Making the decision to have a child – it’s momentous. It is to decide forever to have your heart go walking around outside your body. ~ Elizabeth Stone

Monday, July 6, 2015

Adjustments

First let me say that I am so very grateful to be home. I am grateful for the diligent care that we received at CHLA. I am grateful for my husband and family and the incredible support that we got while at the hospital. I am grateful for all of the prayers and best wishes from everyone around the country. I am eternally grateful.

Elijah came home on Saturday. I think I expected him to adjust quickly and for things at home to normalize. That has not been the case. Elijah is traumatized. He won't allow anyone to look at his chest, let alone touch him. He wants to spend his entire day laying on top of either Dion or myself. He doesn't want to play or laugh. Noah is lost. Noah thought that once Elijah came home everything would go back to the way it was and Noah would have his playmate back. That has not been the case. Elijah has not wanted to play and my poor big boy has felt rejected. I try to explain to Noah that Elijah is still not quite feeling well and that he will play with Noah soon, but I don't think that is enough.

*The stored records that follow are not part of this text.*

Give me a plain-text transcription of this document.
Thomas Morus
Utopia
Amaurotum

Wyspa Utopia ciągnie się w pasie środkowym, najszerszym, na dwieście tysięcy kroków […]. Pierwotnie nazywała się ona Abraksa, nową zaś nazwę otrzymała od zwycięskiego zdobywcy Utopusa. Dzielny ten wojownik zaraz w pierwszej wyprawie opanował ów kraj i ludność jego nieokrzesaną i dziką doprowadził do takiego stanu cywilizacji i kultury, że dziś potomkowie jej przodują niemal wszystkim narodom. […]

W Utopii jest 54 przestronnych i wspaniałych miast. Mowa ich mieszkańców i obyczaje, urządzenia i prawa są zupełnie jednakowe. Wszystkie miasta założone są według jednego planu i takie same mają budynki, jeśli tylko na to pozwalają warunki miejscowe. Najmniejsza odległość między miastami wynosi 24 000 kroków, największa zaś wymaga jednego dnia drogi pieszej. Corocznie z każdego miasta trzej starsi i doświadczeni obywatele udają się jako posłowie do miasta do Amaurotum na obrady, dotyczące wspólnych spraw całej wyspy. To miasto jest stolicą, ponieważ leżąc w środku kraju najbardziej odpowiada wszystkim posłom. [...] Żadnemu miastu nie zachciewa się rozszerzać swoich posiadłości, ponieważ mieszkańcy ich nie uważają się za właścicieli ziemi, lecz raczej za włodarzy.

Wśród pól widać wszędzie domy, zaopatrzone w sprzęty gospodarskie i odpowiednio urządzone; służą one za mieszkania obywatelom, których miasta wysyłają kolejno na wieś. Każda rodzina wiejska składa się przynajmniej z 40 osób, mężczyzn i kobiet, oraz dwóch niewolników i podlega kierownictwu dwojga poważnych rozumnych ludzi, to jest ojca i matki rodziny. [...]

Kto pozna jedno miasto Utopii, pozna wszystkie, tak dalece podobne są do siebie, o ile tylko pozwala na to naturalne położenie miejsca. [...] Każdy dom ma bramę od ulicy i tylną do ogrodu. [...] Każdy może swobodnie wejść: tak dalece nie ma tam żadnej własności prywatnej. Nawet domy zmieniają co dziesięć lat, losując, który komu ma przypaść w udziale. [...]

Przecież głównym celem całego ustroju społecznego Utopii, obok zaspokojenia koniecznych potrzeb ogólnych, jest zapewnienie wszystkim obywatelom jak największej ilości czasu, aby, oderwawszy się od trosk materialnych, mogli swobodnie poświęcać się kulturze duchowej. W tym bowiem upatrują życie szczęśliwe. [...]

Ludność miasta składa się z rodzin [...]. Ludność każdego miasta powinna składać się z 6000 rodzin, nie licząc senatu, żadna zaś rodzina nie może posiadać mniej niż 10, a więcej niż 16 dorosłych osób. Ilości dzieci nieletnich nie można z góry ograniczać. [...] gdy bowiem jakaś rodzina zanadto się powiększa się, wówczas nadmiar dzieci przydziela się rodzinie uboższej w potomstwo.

To add to that, Elijah is so incredibly weak. He sits on the floor and can't get up by himself. He is unable to climb on the couch by himself and he is very wobbly. I have to remind myself that he will get stronger. Elijah has spent almost a month in the hospital, two weeks of which he spent confined to a bed. It wasn't until he was fully stable, almost two weeks into our hospital stay, that he took his first walk. He has lost weight and continues to lose weight as he is restricted to a low fat/non fat diet. The poor kid doesn't even sleep peacefully. He wakes up continuously throughout the night.

I suppose this is all normal, but it wasn't what I expected. I expected a period of adjustment, but this is severe. My little guy has suffered more than any child should. And he is traumatized because of it. So again I remind myself that I am grateful, so very, very grateful. But I am also a little bit sad. I little sad for the innocence lost and the pain endured by such a little, sweet boy.